El sábado 24 de febrero, tuvo lugar en Madrid el Congreso “La Iglesia y la Educación. Presencia y compromiso”. Al evento, organizado por la Comisión Episcopal para la Educación y Cultura, asistieron 1. 200 personas relacionadas con este ámbito. Inaugurado por el presidente de la Conferencia Episcopal Española y Arzobispo de Barcelona, Cardenal Juan José Omella y por el presidente de la Comisión correspondiente y Obispo de Lugo, Mons. Alfonso Carrasco Rouco, contó con varias ponencias, entre ellas, la del Cardenal José Tolentino, Prefecto del Dicasterio para la Cultura y la Educación. Hubo también varios paneles y, sobre todo, resonó el Mensaje del Papa Francisco.

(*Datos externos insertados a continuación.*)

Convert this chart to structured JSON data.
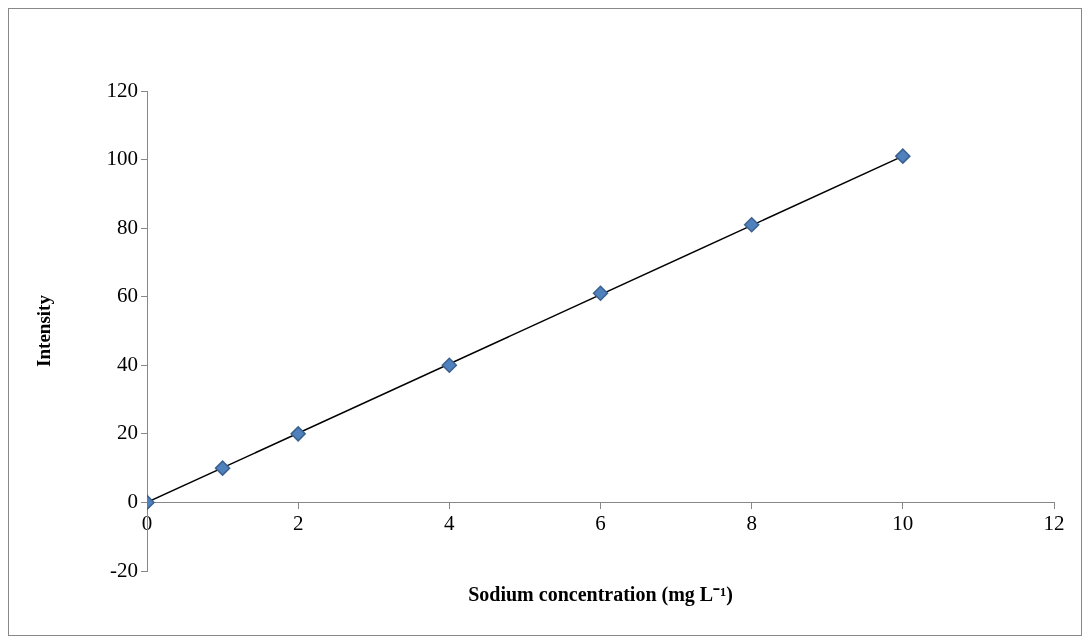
{
  "chart_data": {
    "type": "scatter",
    "xlabel": "Sodium concentration (mg L⁻¹)",
    "ylabel": "Intensity",
    "series": [
      {
        "type": "scatter",
        "color": "#4f81bd",
        "marker": "diamond",
        "x": [
          0,
          1,
          2,
          4,
          6,
          8,
          10
        ],
        "values": [
          0,
          10,
          20,
          40,
          61,
          81,
          101
        ]
      },
      {
        "type": "line",
        "color": "#000000",
        "marker": "none",
        "line_style": "solid",
        "x": [
          0,
          10
        ],
        "values": [
          0,
          101
        ]
      }
    ],
    "xlim": [
      0,
      12
    ],
    "xticks": [
      0,
      2,
      4,
      6,
      8,
      10,
      12
    ],
    "ylim": [
      -20,
      120
    ],
    "yticks": [
      -20,
      0,
      20,
      40,
      60,
      80,
      100,
      120
    ],
    "grid": false,
    "legend": false
  }
}
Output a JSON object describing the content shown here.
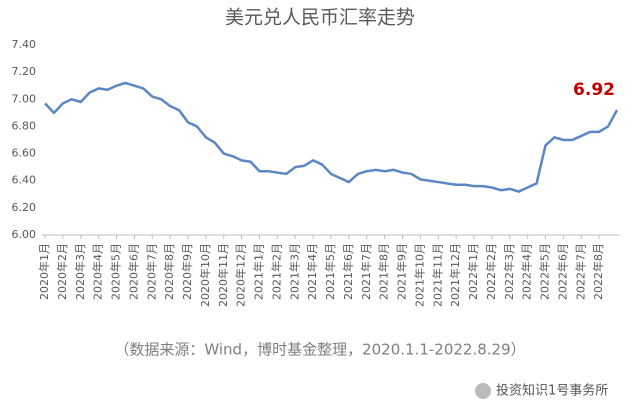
{
  "chart_data": {
    "type": "line",
    "title": "美元兑人民币汇率走势",
    "note": "（数据来源：Wind，博时基金整理，2020.1.1-2022.8.29）",
    "watermark": "投资知识1号事务所",
    "categories": [
      "2020年1月",
      null,
      "2020年2月",
      null,
      "2020年3月",
      null,
      "2020年4月",
      null,
      "2020年5月",
      null,
      "2020年6月",
      null,
      "2020年7月",
      null,
      "2020年8月",
      null,
      "2020年9月",
      null,
      "2020年10月",
      null,
      "2020年11月",
      null,
      "2020年12月",
      null,
      "2021年1月",
      null,
      "2021年2月",
      null,
      "2021年3月",
      null,
      "2021年4月",
      null,
      "2021年5月",
      null,
      "2021年6月",
      null,
      "2021年7月",
      null,
      "2021年8月",
      null,
      "2021年9月",
      null,
      "2021年10月",
      null,
      "2021年11月",
      null,
      "2021年12月",
      null,
      "2022年1月",
      null,
      "2022年2月",
      null,
      "2022年3月",
      null,
      "2022年4月",
      null,
      "2022年5月",
      null,
      "2022年6月",
      null,
      "2022年7月",
      null,
      "2022年8月",
      null,
      null
    ],
    "values": [
      6.97,
      6.9,
      6.97,
      7.0,
      6.98,
      7.05,
      7.08,
      7.07,
      7.1,
      7.12,
      7.1,
      7.08,
      7.02,
      7.0,
      6.95,
      6.92,
      6.83,
      6.8,
      6.72,
      6.68,
      6.6,
      6.58,
      6.55,
      6.54,
      6.47,
      6.47,
      6.46,
      6.45,
      6.5,
      6.51,
      6.55,
      6.52,
      6.45,
      6.42,
      6.39,
      6.45,
      6.47,
      6.48,
      6.47,
      6.48,
      6.46,
      6.45,
      6.41,
      6.4,
      6.39,
      6.38,
      6.37,
      6.37,
      6.36,
      6.36,
      6.35,
      6.33,
      6.34,
      6.32,
      6.35,
      6.38,
      6.66,
      6.72,
      6.7,
      6.7,
      6.73,
      6.76,
      6.76,
      6.8,
      6.92
    ],
    "color": "#5b87c5",
    "ylim": [
      6.0,
      7.4
    ],
    "yticks": [
      {
        "value": 6.0,
        "label": "6.00"
      },
      {
        "value": 6.2,
        "label": "6.20"
      },
      {
        "value": 6.4,
        "label": "6.40"
      },
      {
        "value": 6.6,
        "label": "6.60"
      },
      {
        "value": 6.8,
        "label": "6.80"
      },
      {
        "value": 7.0,
        "label": "7.00"
      },
      {
        "value": 7.2,
        "label": "7.20"
      },
      {
        "value": 7.4,
        "label": "7.40"
      }
    ],
    "grid": false
  }
}
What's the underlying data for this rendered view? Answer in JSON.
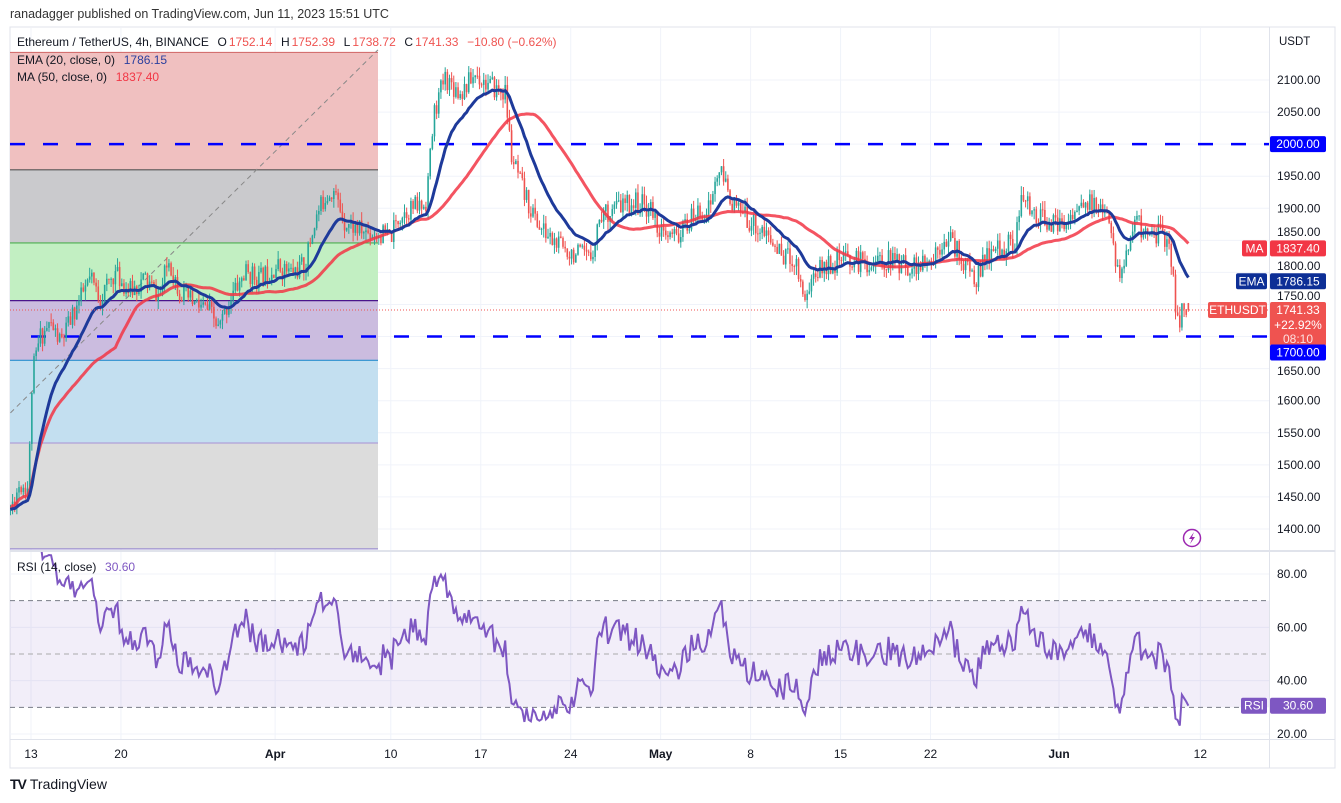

En él, el Santo Padre recordaba que “la misión educativa de la Iglesia permanece a lo largo de los siglos”. Redundando en esta idea, la profesora Consuelo Flecha ponía de manifiesto que la Iglesia ha sido pionera al abordar este servicio a la sociedad. Ya en la alta Edad Media, “en las escuelas externas de los monasterios se atendía a una población sin otra posibilidad de acceso a recursos culturales”. Además, “la Iglesia ha estado presente en el nacimiento de las universidades a la vez que las órdenes religiosas crearon instituciones educativas propias”. Por su parte, el profesor Fernando M. Reimers ponía de manifiesto que la primera escuela pública y gratuita abierta a todos fue establecida por José de Calasanz en Italia y por Juan Bautista de la Salle en Francia.
Como se ve, la preocupación de la Iglesia por la educación viene de lejos, en contraste con el Estado que, hasta finales del siglo XVIII no comenzó a plantearse su papel en el fomento y sostenimiento de la Enseñanza. A partir de ese momento, los colegios católicos tuvieron que asumir los objetivos y las condiciones marcadas por los gobiernos. A partir de entonces, brotaron la desconfianza, las descalificaciones, el distanciamiento entre las dos instancias de poder, síntomas que todavía perduran y se exacerban por momentos, sobre todo por la intervención de aquellos que, ignorando la historia y calificando a las entidades educativas de iniciativa cristiana en entidades de interés privado, quieren convertir la enseñanza en patrimonio exclusivo del Estado.
Dice el Concilio Vaticano II que “todos los hombres, de cualquier raza, condición y edad, en cuanto participantes de la dignidad de la persona, tienen el derecho inalienable de una educación” (GE 1). En esta misma línea, el Santo Padre nos recordaba también en su Mensaje que la educación es un derecho del que nadie debe estar excluido, y hacía alusión a tantos niños y jóvenes sin acceso a la educación en diversas partes del mundo sometidas a la opresión, la violencia y la guerra. Pero, sobre todo, el Papa presentaba la educación enraizada en una gran esperanza que brota del Evangelio. Los cristianos percibimos la llamada de Dios a apoyar en el crecimiento integral a los pequeños, a ensanchar el horizonte de sus posibilidades de cambio personal y a favorecer su necesaria aportación al bien común y a la renovación de la sociedad, ya que, “la generación de relaciones de justicia entre los pueblos, la capacidad de solidaridad con los necesitados, y el cuidado de la casa común pasarán por el corazón, la mente y las manos de quienes hoy son educados”.
Repetidamente, el Papa Francisco nos ha recordado la urgencia educativa del momento y la necesidad de un pacto educativo global que ponga en el centro a la persona. Fieles a la tradicional apuesta de la Iglesia por este servicio, debemos considerarlo, en palabras del Cardenal Tolentino, como “una de las misiones más importantes de la Iglesia”. Uno mi voz a la del Papa para mostraros a todos los que trabajáis en este apasionante mundo, mi gratitud y apoyo. Que Dios os lo pague.